273. RG would also permit an expanded programme to build capacities of decision makers in designing and implementing policies and best practices for SARD. It would also allow for an expanded contribution to the work on the Commission on Sustainable Development (CSD) on energy and climate change, including through increased inter-departmental efforts on bioenergy. The increased resources under 2.5.6 would be used to support one additional national programme and an additional SSC agreement.
Zero Nominal Growth Impact
274. Under Programme 2.5.1, work under Support to environmental agreements and promotion of integrated environmental planning and management would be scaled down. A loss of technical capacity would also occur in a key area of FAO comparative advantage – geo-spatial data and information systems – particularly to maintain updated technology for Geographic Information System (GIS) and remote sensing data for early warning systems. Furthermore, the provision of technical assistance for capacity building in biotechnology and biosafety, the support to networks among national research bodies and stakeholders to ensure access to appropriate technologies, the advice in action-based research to increase farmer participation, as well as efforts to integrate traditional knowledge in natural resource management, would be severely affected. The provision of information relevant for policy formulation and decisions on biotechnology, as well as other technologies aimed at achieving national food security, would also be reduced.

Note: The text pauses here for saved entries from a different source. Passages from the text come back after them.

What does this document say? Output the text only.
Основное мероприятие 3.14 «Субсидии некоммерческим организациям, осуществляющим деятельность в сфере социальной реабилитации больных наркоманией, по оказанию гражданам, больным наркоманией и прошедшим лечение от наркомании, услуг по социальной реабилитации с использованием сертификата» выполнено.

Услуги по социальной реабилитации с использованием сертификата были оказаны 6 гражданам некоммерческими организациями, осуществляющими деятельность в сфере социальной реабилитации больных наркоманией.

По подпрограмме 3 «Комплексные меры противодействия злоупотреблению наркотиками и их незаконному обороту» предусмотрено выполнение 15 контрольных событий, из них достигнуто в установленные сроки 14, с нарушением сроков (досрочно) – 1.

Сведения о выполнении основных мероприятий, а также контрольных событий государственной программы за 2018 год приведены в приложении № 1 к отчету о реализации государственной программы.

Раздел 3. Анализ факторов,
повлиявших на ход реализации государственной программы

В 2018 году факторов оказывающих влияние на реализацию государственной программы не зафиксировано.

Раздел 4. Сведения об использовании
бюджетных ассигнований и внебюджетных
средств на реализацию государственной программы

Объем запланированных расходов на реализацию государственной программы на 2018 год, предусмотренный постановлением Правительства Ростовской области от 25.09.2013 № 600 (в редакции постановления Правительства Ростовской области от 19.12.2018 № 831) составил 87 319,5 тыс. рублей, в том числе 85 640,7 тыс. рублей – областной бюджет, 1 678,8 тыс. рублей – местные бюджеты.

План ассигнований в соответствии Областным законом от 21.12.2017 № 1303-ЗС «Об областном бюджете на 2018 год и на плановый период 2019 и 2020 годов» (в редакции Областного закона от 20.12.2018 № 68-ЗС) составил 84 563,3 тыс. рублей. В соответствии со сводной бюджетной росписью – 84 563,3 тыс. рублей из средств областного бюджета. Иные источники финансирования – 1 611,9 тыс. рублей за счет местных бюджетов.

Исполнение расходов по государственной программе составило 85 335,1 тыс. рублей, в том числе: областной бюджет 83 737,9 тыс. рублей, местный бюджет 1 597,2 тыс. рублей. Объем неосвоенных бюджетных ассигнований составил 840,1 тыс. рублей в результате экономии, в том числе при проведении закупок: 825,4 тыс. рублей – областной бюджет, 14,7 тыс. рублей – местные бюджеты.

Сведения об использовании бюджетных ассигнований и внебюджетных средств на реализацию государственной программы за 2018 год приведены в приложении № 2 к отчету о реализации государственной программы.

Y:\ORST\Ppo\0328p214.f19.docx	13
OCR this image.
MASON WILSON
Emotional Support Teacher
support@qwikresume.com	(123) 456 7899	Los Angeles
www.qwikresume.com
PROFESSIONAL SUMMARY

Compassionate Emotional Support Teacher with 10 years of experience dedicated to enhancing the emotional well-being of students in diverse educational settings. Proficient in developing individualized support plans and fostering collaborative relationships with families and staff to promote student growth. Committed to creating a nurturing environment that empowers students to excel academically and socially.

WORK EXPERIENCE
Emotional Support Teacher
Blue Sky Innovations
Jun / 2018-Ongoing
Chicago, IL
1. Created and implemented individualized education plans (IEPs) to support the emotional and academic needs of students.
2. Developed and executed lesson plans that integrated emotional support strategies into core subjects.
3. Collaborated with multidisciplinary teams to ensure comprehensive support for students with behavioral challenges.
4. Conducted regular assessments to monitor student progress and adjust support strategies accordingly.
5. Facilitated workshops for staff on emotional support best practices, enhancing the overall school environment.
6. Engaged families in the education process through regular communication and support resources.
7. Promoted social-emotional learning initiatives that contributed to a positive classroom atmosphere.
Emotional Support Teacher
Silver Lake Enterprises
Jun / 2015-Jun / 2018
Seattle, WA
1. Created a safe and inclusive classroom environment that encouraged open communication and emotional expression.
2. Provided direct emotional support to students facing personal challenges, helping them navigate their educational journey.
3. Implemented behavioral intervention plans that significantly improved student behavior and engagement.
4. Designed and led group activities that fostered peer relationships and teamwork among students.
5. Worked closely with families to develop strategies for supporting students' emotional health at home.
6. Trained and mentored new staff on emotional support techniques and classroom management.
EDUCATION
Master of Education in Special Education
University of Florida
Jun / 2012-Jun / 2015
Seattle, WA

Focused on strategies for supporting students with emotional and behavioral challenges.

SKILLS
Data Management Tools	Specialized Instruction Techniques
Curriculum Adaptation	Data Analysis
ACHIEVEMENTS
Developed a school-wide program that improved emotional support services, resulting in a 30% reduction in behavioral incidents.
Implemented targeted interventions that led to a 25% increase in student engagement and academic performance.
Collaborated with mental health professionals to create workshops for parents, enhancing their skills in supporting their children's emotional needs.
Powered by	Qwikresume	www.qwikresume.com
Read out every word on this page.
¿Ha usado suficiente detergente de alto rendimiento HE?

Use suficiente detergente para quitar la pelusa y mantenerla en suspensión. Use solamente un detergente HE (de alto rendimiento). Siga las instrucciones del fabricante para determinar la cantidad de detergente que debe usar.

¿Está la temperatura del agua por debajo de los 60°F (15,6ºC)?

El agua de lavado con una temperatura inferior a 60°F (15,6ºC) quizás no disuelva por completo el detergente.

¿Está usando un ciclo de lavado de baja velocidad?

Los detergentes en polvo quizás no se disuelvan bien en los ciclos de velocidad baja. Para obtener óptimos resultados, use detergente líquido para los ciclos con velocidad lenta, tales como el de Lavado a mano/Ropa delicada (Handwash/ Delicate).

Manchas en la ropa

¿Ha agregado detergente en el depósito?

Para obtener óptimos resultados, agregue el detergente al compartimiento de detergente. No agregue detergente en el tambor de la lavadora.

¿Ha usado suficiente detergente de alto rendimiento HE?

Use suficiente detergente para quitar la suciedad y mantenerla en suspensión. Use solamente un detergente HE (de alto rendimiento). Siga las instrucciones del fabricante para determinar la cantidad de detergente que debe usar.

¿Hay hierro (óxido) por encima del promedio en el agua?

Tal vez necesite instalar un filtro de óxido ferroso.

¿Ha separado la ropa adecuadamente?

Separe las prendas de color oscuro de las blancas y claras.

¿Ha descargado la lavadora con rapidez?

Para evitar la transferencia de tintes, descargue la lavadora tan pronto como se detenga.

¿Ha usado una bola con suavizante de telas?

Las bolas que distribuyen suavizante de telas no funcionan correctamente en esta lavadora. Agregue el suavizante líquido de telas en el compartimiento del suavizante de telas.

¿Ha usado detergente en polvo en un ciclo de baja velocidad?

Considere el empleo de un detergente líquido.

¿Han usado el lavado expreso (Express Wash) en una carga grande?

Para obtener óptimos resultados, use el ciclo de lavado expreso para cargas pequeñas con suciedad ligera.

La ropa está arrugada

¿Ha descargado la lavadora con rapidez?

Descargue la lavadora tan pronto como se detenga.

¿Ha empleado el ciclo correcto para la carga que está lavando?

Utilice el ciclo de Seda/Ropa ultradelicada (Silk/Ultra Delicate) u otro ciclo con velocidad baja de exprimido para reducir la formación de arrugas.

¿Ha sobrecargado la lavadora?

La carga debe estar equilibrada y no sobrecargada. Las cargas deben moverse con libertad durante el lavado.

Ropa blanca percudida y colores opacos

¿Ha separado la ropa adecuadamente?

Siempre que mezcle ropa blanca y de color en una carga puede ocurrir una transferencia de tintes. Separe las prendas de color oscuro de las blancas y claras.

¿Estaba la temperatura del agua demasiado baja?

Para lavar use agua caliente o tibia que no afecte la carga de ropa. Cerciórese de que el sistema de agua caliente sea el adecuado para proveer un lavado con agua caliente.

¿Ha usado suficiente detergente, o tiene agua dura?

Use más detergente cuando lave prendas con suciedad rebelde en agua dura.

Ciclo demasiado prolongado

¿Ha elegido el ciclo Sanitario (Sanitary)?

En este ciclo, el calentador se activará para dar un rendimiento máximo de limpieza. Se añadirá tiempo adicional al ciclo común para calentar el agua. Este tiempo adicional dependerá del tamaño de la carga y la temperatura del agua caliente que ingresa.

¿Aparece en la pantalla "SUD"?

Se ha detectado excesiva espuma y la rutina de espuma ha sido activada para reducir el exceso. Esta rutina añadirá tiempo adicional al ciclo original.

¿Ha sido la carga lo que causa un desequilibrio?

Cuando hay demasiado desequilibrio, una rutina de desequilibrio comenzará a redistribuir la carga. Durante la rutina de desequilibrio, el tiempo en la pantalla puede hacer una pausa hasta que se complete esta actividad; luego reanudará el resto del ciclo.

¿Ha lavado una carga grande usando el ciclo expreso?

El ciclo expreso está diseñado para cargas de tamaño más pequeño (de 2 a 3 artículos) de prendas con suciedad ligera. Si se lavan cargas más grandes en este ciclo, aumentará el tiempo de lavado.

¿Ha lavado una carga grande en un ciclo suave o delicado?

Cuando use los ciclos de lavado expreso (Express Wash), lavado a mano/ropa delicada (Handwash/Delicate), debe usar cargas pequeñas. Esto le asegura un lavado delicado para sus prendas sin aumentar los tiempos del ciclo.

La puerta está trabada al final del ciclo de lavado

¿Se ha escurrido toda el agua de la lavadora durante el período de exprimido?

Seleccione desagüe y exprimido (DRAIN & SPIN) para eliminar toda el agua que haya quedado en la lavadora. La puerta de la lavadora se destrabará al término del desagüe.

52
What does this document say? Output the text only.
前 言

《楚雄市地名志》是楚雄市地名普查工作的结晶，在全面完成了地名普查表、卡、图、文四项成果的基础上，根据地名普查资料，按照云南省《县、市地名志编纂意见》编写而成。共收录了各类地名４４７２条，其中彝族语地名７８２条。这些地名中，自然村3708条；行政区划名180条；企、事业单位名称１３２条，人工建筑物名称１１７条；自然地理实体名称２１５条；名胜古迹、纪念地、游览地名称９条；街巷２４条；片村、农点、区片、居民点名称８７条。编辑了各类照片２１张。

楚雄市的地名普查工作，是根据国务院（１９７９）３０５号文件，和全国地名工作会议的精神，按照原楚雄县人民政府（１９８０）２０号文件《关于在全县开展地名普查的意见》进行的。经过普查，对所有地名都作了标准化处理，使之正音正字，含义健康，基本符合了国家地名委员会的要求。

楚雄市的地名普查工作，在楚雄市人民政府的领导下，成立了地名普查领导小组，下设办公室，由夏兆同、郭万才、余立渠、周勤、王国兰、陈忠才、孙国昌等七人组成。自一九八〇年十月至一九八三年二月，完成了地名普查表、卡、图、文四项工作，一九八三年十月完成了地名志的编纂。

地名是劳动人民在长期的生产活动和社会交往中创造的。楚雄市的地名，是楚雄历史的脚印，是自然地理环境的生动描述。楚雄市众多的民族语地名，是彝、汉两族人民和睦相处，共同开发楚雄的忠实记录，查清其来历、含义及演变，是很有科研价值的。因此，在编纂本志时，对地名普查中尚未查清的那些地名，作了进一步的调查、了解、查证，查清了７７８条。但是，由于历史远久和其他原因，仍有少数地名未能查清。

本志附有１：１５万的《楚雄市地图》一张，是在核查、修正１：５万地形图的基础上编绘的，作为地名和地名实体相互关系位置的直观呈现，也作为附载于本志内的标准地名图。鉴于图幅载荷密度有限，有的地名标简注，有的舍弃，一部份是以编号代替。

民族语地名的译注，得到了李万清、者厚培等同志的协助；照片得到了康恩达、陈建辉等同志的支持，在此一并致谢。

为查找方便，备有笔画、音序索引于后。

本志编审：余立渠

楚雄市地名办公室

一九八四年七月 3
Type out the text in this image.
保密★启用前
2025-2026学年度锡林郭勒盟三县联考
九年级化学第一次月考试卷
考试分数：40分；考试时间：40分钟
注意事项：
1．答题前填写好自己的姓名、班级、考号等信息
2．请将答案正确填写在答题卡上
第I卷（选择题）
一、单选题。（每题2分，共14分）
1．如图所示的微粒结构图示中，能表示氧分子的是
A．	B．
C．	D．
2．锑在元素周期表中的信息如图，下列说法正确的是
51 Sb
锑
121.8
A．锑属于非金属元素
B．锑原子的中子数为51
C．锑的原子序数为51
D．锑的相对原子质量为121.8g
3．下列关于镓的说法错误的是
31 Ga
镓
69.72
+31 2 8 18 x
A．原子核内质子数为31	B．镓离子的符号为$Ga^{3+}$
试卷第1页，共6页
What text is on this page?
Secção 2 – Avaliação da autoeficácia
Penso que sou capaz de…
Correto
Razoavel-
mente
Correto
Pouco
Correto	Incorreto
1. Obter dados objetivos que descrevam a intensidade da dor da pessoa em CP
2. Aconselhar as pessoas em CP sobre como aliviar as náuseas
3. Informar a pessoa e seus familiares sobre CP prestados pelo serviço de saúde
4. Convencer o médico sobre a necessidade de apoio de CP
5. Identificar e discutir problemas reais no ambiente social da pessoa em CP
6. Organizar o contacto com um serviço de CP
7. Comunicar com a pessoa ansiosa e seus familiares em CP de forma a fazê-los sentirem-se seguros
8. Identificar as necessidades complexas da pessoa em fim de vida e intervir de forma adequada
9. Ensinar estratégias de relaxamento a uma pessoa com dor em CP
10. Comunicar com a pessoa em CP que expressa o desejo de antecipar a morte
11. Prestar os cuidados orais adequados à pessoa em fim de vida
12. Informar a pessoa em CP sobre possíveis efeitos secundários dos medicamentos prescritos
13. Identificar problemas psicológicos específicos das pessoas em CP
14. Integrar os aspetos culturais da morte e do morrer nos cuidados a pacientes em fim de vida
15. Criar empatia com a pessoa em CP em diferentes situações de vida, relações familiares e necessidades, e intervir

275. Under Programmes 2.5.1 and 2.5.2, loss of capacity in Communication for Development would hamper follow-up to the UN Roundtable on Communication for Development and the forthcoming World Congress on Communication for Development (WCCD). It would also hinder follow-up to international commitments made on Education for Rural People (ERP), especially policy advice and technical assistance to countries. Moreover, capacity building, policy and advocacy activities on ERP, already planned with international partners such as UNESCO, IICA41
and the World Bank, as well as support to national youth development would be limited, if not eliminated. The programmes' capacity to prepare, test and disseminate policy materials and methodologies to strengthen national agricultural extension systems would be undermined, affecting in the SAFR42
subregion extension capacity for the prevention and mitigation of HIV/AIDS.
276. Programme 2.5.3 would incur loss of capacity to support countries in improving access by the rural poor to land and other development resources and services. The testing and dissemination of methodologies and adapted materials to strengthen land administration, decentralized public institutions and producer and community-based organizations in several subregions would no longer be possible. The support to policies and practices for SARD would be virtually dependent on the availability of extra-budgetary resources and headquarters support to the UN System Network on Rural Development and Food Security would be discontinued.
277. The reduction under Programme 2.5.6 would imply a decreased capacity to meet countries’ demands and an obligation to reduce targets in respect of the up-scaling of the SPFS and support to SSC agreements.
278. FAO’s financial support to the CGIAR Science Council and its Secretariat would also be affected, weakening the latter’s capacity to undertake prioritising of international agricultural research programmes and the Organization’s technical assistance to NARS.